David Young

Personal information
- Full name: David John Young
- Born: 11 December 1977 (age 48) Coventry, Warwickshire, England
- Height: 6 ft 2 in (1.88 m)
- Batting: Right-handed

Domestic team information
- 2002: Middlesex Cricket Board

Career statistics
| Competition | LA |
| Matches | 2 |
| Runs scored | 32 |
| Batting average | 16.00 |
| 100s/50s | –/– |
| Top score | 22 |
| Balls bowled | – |
| Wickets | – |
| Bowling average | – |
| 5 wickets in innings | – |
| 10 wickets in match | – |
| Best bowling | – |
| Catches/stumpings | 2/– |
- Source: Cricinfo, 18 November 2010

= David Young (cricketer) =

English cricketer and sport psychologist

David John Young (born 11 December 1977) is a former English cricketer and a sport psychologist. Young was a right-handed batsman. He was born in Coventry, Warwickshire.

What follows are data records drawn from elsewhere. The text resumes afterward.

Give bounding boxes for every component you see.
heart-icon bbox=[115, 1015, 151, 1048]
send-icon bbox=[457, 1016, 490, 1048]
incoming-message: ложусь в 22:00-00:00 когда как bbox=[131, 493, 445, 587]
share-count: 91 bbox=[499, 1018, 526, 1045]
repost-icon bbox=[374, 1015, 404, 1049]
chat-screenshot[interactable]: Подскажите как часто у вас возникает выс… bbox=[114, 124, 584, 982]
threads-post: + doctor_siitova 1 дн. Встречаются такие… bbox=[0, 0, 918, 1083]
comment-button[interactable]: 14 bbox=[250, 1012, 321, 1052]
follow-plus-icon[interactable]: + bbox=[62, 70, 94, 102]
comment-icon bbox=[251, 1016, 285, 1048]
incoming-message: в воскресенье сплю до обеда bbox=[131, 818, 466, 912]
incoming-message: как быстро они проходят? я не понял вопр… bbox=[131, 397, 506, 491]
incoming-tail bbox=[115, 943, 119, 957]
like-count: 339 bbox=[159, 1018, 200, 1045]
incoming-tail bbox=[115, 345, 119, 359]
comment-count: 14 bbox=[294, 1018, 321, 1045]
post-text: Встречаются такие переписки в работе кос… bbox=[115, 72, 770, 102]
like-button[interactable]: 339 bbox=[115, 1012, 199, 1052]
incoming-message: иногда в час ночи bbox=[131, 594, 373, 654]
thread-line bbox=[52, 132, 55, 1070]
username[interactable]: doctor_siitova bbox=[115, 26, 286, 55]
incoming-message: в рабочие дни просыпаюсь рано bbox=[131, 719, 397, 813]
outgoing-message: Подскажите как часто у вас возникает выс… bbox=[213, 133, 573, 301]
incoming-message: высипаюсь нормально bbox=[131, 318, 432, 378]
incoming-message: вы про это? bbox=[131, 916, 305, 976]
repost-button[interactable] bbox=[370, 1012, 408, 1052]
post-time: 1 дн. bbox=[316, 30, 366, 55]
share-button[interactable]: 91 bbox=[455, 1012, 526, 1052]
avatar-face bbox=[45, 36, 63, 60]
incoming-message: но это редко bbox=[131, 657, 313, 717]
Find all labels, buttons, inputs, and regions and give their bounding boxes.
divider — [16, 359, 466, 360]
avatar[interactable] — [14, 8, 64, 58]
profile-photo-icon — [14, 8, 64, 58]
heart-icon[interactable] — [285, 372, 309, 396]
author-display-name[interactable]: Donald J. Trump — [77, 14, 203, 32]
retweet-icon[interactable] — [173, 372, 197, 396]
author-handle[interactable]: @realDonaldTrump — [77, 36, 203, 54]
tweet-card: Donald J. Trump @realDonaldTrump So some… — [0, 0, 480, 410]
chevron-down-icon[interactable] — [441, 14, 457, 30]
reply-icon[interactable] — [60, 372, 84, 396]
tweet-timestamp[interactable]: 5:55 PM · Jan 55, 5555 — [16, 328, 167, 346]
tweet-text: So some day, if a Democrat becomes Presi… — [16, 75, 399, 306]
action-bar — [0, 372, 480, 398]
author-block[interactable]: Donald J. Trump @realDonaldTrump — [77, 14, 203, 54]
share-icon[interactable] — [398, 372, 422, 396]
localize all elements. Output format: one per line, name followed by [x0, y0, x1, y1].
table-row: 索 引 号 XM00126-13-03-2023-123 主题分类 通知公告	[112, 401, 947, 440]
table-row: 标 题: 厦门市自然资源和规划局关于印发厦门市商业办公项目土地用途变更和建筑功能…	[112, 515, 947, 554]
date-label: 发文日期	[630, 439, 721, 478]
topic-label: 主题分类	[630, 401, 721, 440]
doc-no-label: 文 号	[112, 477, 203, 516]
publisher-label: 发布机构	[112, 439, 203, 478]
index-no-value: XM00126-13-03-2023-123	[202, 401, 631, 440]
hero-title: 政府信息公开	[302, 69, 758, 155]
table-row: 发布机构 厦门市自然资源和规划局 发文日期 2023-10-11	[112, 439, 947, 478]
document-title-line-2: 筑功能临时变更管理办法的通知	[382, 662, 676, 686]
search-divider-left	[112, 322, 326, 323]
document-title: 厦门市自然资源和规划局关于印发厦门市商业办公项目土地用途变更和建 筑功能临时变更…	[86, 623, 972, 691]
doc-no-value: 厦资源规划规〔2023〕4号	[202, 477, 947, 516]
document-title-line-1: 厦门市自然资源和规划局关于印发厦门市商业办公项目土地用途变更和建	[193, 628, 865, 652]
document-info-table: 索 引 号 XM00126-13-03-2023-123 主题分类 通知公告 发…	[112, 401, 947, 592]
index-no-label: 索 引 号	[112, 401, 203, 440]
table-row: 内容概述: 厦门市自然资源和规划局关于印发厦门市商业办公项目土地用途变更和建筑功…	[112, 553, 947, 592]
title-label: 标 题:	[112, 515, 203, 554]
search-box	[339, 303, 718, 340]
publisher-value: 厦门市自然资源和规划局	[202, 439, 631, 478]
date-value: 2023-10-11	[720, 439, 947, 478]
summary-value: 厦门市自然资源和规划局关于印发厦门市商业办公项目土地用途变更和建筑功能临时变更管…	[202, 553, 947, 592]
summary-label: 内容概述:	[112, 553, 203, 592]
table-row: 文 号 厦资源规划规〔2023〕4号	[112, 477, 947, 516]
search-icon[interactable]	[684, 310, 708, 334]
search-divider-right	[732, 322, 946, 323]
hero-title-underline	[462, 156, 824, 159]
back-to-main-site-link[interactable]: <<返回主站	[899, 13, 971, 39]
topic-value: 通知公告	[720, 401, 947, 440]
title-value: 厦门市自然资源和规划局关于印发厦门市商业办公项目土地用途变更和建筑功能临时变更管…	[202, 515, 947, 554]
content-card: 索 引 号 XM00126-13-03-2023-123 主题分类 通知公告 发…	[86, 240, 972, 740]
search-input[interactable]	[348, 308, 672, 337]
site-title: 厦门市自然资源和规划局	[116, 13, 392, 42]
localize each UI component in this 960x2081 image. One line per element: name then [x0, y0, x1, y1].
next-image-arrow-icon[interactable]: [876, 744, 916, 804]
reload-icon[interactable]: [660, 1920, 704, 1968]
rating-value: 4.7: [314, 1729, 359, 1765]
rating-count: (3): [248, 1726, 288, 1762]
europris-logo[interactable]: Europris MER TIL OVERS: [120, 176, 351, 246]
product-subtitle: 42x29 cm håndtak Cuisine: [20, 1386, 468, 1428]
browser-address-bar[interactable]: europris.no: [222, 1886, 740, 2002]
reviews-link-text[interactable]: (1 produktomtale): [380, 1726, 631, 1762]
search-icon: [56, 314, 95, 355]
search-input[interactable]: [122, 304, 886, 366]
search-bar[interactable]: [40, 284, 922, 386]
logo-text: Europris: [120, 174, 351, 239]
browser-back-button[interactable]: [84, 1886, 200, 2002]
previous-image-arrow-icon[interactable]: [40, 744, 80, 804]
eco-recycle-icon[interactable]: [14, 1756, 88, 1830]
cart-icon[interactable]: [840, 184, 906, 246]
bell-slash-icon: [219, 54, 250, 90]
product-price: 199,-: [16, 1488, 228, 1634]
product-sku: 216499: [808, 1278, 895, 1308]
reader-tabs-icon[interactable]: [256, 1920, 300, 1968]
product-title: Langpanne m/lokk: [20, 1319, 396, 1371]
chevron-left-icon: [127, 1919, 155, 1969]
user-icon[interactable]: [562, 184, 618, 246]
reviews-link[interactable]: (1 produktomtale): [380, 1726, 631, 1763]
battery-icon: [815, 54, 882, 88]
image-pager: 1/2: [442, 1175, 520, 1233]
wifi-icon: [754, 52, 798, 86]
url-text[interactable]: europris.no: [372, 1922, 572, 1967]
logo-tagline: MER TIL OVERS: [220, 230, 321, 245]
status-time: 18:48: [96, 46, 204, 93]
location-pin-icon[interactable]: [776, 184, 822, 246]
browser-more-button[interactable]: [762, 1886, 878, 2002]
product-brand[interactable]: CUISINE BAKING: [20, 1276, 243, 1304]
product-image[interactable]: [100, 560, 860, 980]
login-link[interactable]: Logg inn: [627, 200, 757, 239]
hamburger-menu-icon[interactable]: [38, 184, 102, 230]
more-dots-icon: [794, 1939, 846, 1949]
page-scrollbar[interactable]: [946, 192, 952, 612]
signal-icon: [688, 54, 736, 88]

Young studied at Durham University, where he appeared for the university team. He later represented the Middlesex Cricket Board in 2 List A matches against the Derbyshire Cricket Board and Cambridgeshire in the 1st and 2nd rounds of the 2003 Cheltenham & Gloucester Trophy which were held in 2002. In his 2 List A matches, he scored 32 runs at a batting average of 16.00, with a high score of 22.

Since 2019 Young is the Manchester City FC 1st team psychologist, having previously held the same position with the England cricket team for a number of years.